Understanding Overlay Network Technology

Introduction

In the traditional historical stage, the network of the data center is based on the three-layer architecture (core, aggregation, access) as the basic standard. In the specific implementation process, with the continuous development of technology, different manufacturers have different ways of organization. Some manufacturers add virtualization technology to the core layer to achieve virtual separation of the core layer and the aggregation layer on the physical device, making the overall network architecture flat; some manufacturers add virtualization technology to the aggregation layer and the access layer to achieve virtual separation of the aggregation layer and the access layer on the physical device. However, no matter how it changes, the basic principle of Ethernet network transmission has not changed, and it is necessary to rely on network addresses and physical addresses to control forwarding. However, with the development of cloud computing, the scale of most data centers is moving towards the direction of large-scale and ultra-flexible needs. Then there are problems such as the difficulty of cross-regional migration and protection of virtual computing, the limited scale of cluster network isolation, and the limited overall network resources of the data center. It is in this historical background that the Overlay network represented by vxlan debuts.

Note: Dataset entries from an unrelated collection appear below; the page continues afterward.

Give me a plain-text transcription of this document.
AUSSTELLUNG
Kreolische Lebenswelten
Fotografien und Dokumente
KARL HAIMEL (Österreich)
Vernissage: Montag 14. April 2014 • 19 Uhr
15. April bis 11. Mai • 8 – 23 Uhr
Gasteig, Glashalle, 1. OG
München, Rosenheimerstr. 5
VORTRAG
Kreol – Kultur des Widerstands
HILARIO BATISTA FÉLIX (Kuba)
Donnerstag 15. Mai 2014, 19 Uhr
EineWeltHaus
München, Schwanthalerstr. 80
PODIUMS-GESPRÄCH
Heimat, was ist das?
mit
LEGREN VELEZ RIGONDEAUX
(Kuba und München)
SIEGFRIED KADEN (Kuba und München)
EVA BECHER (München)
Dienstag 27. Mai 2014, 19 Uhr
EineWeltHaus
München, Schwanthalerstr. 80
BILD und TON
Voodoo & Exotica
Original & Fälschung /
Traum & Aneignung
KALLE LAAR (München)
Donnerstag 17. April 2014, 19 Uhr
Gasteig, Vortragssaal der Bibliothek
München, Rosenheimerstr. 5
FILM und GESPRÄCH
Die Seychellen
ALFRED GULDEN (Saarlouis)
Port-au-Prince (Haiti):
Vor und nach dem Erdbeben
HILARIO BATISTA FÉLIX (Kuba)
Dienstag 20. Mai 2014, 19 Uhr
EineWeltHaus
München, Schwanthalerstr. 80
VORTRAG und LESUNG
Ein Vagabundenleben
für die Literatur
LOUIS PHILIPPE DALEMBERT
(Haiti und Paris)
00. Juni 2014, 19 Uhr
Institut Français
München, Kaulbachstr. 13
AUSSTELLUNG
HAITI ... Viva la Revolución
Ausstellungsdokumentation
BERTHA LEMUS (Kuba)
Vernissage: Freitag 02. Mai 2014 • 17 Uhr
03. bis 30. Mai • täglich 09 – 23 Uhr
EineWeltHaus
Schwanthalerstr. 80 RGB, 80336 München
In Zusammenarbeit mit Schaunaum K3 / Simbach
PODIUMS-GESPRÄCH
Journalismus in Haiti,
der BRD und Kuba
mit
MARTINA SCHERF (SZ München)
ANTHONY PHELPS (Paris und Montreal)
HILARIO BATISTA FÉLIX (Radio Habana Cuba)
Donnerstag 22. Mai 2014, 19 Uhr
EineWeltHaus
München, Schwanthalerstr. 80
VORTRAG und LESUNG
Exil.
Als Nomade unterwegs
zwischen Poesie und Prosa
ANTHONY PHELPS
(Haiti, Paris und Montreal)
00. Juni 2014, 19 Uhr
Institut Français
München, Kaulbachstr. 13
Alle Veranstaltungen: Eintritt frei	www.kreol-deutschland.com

1. What is Overlay Network?

1.1 Basic Architecture of Overlay Network

Overlay network technology refers to a virtualization technology model superimposed on the traditional network architecture. In other words, it is based on the premise of the traditional network architecture, and realizes the bundling of applications and their virtual networks while ignoring the transmission mode and technology of the underlying physical network. To understand the Overlay network architecture system, we first need to know its composition architecture and elements. To understand these things, we must start with the differences between it and the traditional physical network architecture to understand it in detail, as shown in Figure 1.1:

Figure 1.1 Overlay & Traditional Physical Network Architecture

As shown in Figure 1.1, the Overlay network architecture is a virtualized network built on the underlying physical network layer. In other words, we have partially adjusted the traditional physical network and established a set of virtual transmission channels through logical abstraction. Then you may have a question: "How do we complete data transmission in this virtual network?"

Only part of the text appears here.